Gericht: Bundesverwaltungsgericht
Beschluss verkündet am 21.01.1999
Aktenzeichen: BVerwG 11 VR 8.98
Rechtsgebiete: VwGO, AEG, VwVfG


Vorschriften:

VwGO § 80 Abs. 7
VwGO § 123
AEG § 20 Abs. 5
VwVfG § 74 Abs. 2
Leitsätze:

Die Antragsfrist des § 20 Abs. 5 Satz 6 AEG ist auf einen Abänderungsantrag gemäß § 80 Abs. 7 Satz 2 VwGO entsprechend anzuwenden.

Einem auf Vorwegnahme der Hauptsache gerichteten Antrag auf Erlaß einer einstweiligen Anordnung ist im Verfahren nach § 123 Abs. 1 VwGO nur dann stattzugeben, wenn das Abwarten der Entscheidung in der Hauptsache für den Antragsteller unzumutbar wäre.

Gegenüber einem sich aus § 74 Abs. 2 Satz 2 VwVfG sonst ergebenden Anspruch eines Nachbarn auf eine Schutzauflage kann sich der Träger eines Schienenwegebauvorhabens nicht auf Mehrkosten berufen, die ihm dadurch entstehen, daß er trotz Anhängigkeit eines entsprechenden Klageverfahrens des Nachbarn unter Ausnutzung der Vollziehbarkeit des Planfeststellungsbeschlusses das Vorhaben ins Werk gesetzt hat und der Klage erst danach stattgegeben wird.

Beschluß des 11. Senats vom 21. Januar 1999 - BVerwG 11 VR 8.98 -


BUNDESVERWALTUNGSGERICHT BESCHLUSS

BVerwG 11 VR 8.98

In der Verwaltungsstreitsache

hat der 11. Senat des Bundesverwaltungsgerichts am 21. Januar 1999 durch die Richter am Bundesverwaltungsgericht Dr. Storost, Prof. Dr. Rubel und Dr. Gerhardt

beschlossen:

Der Antrag wird abgelehnt.

Die Antragsteller tragen je zur Hälfte die Kosten des Verfahrens einschließlich der außergerichtlichen Kosten der Beigeladenen.

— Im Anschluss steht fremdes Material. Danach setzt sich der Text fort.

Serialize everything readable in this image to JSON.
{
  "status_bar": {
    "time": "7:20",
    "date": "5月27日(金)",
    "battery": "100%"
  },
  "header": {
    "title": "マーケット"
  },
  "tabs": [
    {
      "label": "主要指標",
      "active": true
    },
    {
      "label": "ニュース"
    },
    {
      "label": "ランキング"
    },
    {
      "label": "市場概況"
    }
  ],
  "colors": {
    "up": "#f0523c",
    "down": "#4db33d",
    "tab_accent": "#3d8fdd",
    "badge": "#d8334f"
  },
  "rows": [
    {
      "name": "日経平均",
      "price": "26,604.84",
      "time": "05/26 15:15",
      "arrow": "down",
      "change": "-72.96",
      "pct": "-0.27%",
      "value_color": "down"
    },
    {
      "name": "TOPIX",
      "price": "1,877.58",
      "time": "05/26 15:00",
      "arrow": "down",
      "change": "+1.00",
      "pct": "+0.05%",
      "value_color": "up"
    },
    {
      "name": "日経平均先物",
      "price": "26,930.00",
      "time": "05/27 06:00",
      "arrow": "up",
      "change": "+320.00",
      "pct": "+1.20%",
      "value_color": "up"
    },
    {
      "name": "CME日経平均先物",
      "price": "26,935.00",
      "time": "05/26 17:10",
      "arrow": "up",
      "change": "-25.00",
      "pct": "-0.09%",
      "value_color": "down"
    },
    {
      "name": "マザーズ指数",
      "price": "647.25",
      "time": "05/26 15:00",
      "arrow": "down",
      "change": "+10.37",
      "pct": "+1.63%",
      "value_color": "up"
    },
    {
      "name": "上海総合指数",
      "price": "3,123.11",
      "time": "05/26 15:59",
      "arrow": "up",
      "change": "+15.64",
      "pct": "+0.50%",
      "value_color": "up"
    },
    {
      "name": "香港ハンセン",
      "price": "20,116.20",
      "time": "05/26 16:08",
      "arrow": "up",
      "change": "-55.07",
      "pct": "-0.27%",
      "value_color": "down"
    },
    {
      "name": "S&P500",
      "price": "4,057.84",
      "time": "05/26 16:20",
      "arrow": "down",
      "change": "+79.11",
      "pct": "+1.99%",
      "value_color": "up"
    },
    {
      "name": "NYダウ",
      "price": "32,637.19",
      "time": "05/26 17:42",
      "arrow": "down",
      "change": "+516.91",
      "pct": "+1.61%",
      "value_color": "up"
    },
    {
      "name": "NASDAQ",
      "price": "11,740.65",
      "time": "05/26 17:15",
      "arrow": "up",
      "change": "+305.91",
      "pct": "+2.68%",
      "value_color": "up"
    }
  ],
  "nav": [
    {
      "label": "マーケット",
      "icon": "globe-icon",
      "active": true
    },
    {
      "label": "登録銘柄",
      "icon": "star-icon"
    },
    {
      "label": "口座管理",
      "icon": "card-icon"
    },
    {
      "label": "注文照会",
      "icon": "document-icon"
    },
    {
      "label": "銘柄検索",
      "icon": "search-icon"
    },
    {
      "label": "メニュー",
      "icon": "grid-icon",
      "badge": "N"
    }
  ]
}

Der Wert des Streitgegenstandes wird auf 20 000 DM festgesetzt.

Gründe:

I.

Das Bundesverwaltungsgericht hat mit Beschluß vom 26. August 1998 BVerwG 11 VR 4.98 die aufschiebende Wirkung der Anfechtungsklage der Antragsteller gegen den ihnen am 9. Mai 1998 zugestellten Planfeststellungsbeschluß der Antragsgegnerin vom 30. April 1998 für den Abschnitt 26 des Ausbaus der Bahnstrecke Uelzen Stendal durch die Beigeladene insoweit angeordnet, als darin der Einbau einer Überleitverbindung vor dem Grundstück der Antragsteller sowie die dingliche Sicherung von Aufwuchsbeschränkungen auf diesem Grundstück vorgesehen ist; im übrigen hat es den Antrag der Antragsteller auf Anordnung der aufschiebenden Wirkung ihrer Klage abgelehnt. Nunmehr begehren die Antragsteller in erster Linie, den genannten Beschluß des Bundesverwaltungsgerichts abzuändern und die aufschiebende Wirkung ihrer Klage in vollem Umfang anzuordnen, hilfsweise den Erlaß einer einstweiligen Anordnung, mit der die Antragsgegnerin zur Ergänzung des Planfeststellungsbeschlusses um Maßnahmen des Erschütterungsschutzes verpflichtet werden soll.

II.

1. Der Hauptantrag ist unzulässig, weil die Antragsteller die in § 20 Abs. 5 Satz 6 AEG, § 5 Abs. 2 Satz 3 VerkPBG vorgesehene Antragsfrist nicht eingehalten haben. Diese Bestimmungen machen die Zulässigkeit eines erst nach Ablauf der Monatsfrist des § 20 Abs. 5 Satz 2 AEG bzw. § 5 Abs. 2 Satz 2 VerkPBG gestellten Antrags auf Anordnung der aufschiebenden Wirkung der Anfechtungsklage gegen den vorliegenden Planfeststellungsbeschluß davon abhängig, daß er auf später eingetretene Tatsachen gestützt und innerhalb eines Monats nach dem Zeitpunkt gestellt wird, in dem der Beschwerte von diesen Tatsachen Kenntnis erlangt hat. Diese Regelung muß aufgrund der ratio legis auf einen Abänderungsantrag gemäß § 80 Abs. 7 Satz 2 VwGO entsprechend angewandt werden (vgl. Schoch, in: Schoch/Schmidt-Aßmann/Pietzner, VwGO, § 80 Rn. 386; Kopp/Schenke, VwGO, 11. Aufl. 1998, § 80 Rn. 226).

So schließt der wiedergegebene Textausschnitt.